Run the checkpoint from your orchestrator after each load:

python
result = context.run_checkpoint("fct_orders_post_load")
if not result.success:
    raise ValueError("Data quality check failed — pipeline halted before downstream models run")

Integrating quality failures into the pipeline

Wire dbt test results and GX checkpoints into your orchestrator so failures block downstream tasks and route alerts to the right channel.

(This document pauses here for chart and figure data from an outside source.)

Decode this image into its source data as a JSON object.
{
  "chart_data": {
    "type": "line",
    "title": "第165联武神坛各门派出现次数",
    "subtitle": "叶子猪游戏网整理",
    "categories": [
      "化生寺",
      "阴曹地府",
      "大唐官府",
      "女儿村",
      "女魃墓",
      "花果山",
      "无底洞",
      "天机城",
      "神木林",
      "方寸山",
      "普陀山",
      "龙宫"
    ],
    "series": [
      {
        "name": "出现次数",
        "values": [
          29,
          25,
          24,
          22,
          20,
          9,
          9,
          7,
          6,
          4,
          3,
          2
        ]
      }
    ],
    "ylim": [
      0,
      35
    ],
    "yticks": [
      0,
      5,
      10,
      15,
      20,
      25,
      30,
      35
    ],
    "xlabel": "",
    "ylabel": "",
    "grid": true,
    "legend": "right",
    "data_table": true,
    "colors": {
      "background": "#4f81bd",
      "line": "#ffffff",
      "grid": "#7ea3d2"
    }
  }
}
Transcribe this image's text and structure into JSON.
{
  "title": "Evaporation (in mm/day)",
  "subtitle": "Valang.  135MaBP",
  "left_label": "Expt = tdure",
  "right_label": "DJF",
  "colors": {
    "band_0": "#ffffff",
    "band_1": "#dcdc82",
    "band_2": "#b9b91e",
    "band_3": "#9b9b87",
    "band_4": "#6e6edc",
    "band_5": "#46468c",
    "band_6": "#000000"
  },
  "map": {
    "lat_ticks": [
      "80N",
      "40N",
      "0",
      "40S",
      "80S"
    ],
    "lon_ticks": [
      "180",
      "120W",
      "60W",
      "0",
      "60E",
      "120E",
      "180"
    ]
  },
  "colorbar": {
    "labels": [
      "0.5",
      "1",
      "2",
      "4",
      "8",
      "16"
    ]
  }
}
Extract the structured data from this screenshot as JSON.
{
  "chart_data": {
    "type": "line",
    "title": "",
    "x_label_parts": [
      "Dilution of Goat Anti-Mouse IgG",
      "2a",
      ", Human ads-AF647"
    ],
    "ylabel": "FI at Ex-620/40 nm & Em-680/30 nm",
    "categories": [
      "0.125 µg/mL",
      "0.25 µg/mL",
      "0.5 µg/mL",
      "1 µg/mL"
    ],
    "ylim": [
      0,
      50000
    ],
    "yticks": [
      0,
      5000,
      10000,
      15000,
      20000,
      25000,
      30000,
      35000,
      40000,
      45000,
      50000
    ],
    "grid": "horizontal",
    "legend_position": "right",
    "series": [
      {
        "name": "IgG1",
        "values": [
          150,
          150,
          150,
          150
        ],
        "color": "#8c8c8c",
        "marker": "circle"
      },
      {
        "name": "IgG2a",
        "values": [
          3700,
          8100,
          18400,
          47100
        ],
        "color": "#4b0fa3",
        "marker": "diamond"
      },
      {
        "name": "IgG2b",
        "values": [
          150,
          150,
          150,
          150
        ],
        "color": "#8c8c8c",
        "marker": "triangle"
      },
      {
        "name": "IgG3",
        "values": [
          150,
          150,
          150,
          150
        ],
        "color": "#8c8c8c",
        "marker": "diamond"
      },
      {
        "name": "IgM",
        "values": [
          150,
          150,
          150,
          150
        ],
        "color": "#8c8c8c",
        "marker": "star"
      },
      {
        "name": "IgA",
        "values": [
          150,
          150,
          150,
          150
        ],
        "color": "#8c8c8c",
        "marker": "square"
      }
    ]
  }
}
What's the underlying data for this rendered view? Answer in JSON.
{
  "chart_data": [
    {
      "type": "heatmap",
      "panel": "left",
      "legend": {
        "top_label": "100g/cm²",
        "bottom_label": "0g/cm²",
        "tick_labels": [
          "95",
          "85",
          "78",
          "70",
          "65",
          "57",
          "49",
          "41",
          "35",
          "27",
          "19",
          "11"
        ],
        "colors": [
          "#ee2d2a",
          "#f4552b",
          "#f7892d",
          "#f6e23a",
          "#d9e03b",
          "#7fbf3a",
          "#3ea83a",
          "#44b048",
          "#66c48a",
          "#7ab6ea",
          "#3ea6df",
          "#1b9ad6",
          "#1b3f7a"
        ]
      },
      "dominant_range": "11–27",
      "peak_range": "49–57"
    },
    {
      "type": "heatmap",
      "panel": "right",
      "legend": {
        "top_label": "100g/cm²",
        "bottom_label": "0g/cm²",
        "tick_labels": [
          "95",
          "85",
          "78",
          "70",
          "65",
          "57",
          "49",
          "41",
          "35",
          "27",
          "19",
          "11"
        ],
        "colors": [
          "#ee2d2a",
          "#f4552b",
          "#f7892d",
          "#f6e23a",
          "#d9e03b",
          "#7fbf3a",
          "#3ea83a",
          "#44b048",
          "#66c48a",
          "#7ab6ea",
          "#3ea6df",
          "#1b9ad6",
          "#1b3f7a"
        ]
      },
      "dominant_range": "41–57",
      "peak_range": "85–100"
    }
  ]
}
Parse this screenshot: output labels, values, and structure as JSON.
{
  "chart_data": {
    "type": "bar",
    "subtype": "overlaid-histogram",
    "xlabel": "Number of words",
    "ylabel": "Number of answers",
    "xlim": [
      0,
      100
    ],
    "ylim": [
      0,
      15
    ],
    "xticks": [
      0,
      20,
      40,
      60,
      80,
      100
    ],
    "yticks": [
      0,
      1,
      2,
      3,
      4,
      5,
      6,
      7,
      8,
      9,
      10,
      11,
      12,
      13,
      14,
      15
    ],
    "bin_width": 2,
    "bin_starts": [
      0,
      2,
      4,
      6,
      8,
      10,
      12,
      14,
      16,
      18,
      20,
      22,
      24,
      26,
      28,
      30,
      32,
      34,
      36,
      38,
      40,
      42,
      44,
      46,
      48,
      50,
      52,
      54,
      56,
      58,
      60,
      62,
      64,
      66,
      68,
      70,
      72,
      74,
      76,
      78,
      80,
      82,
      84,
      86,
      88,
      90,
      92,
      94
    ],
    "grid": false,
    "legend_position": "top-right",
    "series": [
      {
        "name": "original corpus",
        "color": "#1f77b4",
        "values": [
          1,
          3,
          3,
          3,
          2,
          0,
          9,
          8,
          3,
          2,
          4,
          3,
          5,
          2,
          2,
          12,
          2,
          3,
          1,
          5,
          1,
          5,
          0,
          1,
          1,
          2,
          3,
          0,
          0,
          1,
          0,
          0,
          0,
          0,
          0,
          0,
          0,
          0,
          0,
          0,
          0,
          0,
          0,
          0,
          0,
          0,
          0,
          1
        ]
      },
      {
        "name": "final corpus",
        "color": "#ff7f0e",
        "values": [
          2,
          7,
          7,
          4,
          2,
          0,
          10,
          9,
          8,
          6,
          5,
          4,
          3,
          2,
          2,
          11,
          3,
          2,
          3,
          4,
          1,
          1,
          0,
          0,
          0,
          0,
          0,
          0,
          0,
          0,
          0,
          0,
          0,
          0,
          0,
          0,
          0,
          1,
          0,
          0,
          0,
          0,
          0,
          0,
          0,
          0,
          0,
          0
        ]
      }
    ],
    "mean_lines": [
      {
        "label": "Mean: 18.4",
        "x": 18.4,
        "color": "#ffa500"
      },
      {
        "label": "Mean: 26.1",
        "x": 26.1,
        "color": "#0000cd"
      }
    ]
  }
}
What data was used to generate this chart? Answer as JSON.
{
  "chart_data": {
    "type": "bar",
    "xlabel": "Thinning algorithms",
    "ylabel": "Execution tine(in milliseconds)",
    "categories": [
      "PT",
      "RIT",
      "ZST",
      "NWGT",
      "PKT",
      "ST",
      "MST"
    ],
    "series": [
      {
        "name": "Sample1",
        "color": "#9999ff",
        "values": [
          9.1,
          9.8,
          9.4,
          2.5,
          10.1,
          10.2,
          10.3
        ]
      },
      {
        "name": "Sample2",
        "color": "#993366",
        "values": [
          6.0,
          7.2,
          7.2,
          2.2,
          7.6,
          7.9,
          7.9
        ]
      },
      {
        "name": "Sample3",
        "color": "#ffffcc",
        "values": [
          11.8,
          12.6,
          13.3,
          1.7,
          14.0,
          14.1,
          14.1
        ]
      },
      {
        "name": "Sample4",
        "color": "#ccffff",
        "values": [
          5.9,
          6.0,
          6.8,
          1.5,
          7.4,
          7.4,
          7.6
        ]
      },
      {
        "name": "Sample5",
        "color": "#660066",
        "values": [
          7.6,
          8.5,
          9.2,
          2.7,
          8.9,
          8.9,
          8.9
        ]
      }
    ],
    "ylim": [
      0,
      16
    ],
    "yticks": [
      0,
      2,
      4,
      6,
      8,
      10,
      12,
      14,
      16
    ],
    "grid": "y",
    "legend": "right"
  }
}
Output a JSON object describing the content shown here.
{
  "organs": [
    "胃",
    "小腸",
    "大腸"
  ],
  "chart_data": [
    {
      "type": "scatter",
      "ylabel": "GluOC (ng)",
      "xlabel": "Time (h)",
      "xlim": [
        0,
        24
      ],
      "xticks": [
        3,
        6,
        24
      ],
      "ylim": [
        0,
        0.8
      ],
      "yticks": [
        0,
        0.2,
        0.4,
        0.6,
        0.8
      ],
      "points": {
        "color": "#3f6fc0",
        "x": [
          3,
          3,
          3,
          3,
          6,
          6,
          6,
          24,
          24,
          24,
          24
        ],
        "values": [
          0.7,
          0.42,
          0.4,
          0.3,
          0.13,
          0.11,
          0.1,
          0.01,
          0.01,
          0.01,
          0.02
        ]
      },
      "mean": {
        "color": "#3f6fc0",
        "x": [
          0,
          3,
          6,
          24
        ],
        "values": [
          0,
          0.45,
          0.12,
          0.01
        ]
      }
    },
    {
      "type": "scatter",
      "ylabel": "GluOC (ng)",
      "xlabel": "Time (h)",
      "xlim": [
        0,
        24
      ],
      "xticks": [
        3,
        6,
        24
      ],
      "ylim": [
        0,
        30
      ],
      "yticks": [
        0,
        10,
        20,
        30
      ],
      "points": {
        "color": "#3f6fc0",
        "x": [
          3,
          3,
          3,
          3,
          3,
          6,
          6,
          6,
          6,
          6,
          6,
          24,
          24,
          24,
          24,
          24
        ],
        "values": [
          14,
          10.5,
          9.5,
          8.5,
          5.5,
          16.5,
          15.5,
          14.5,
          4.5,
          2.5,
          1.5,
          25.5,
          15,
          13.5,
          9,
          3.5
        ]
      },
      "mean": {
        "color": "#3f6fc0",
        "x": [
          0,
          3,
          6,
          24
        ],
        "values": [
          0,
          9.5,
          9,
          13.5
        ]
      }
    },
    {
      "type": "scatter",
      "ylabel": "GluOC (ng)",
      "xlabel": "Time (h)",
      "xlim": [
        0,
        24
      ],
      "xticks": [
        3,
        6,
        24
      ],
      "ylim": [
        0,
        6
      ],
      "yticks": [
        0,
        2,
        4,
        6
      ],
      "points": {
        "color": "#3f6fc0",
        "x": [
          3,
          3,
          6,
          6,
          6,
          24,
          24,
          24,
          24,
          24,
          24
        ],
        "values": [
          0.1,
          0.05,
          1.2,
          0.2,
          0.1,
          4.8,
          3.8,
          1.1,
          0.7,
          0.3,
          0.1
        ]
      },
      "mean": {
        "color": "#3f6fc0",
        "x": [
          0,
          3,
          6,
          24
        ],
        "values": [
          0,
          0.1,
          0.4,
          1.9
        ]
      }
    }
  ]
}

Below is an Airflow pattern — the same structure applies in Prefect and Dagster.

python
from airflow.operators.bash import BashOperator
from airflow.operators.python import PythonOperator
import subprocess, json
 
def run_dbt_tests_and_raise(**context):
    result = subprocess.run(
        ["dbt", "test", "--select", "fct_orders", "--output", "json"],
        capture_output=True, text=True,
    )
    # dbt exits non-zero on test failure — let Airflow handle retry/alert
    if result.returncode != 0:
        # Parse structured output to surface failing test names in the alert
        for line in result.stdout.splitlines():
            try:
                record = json.loads(line)
                if record.get("status") == "fail":
                    print(f"FAILED: {record['unique_id']}{record.get('message')}")
            except json.JSONDecodeError:
                pass
        raise ValueError(f"dbt tests failed:\n{result.stdout[-2000:]}")
 
with DAG("fct_orders_daily", ...) as dag:
    ingest  = PythonOperator(task_id="ingest_orders",    python_callable=run_ingestion)
    dbt_run = BashOperator(task_id="dbt_run_fct_orders", bash_command="dbt run --select fct_orders")
    dbt_test = PythonOperator(task_id="dbt_test_fct_orders", python_callable=run_dbt_tests_and_raise)
    publish  = PythonOperator(task_id="publish_to_bi",   python_callable=refresh_bi_cache)
 
    ingest >> dbt_run >> dbt_test >> publish
    # publish only runs after dbt_test passes — bad data never reaches BI consumers

The key pattern: test tasks sit between dbt run and any downstream publish or notification step. A failed test blocks publish without any extra conditional logic.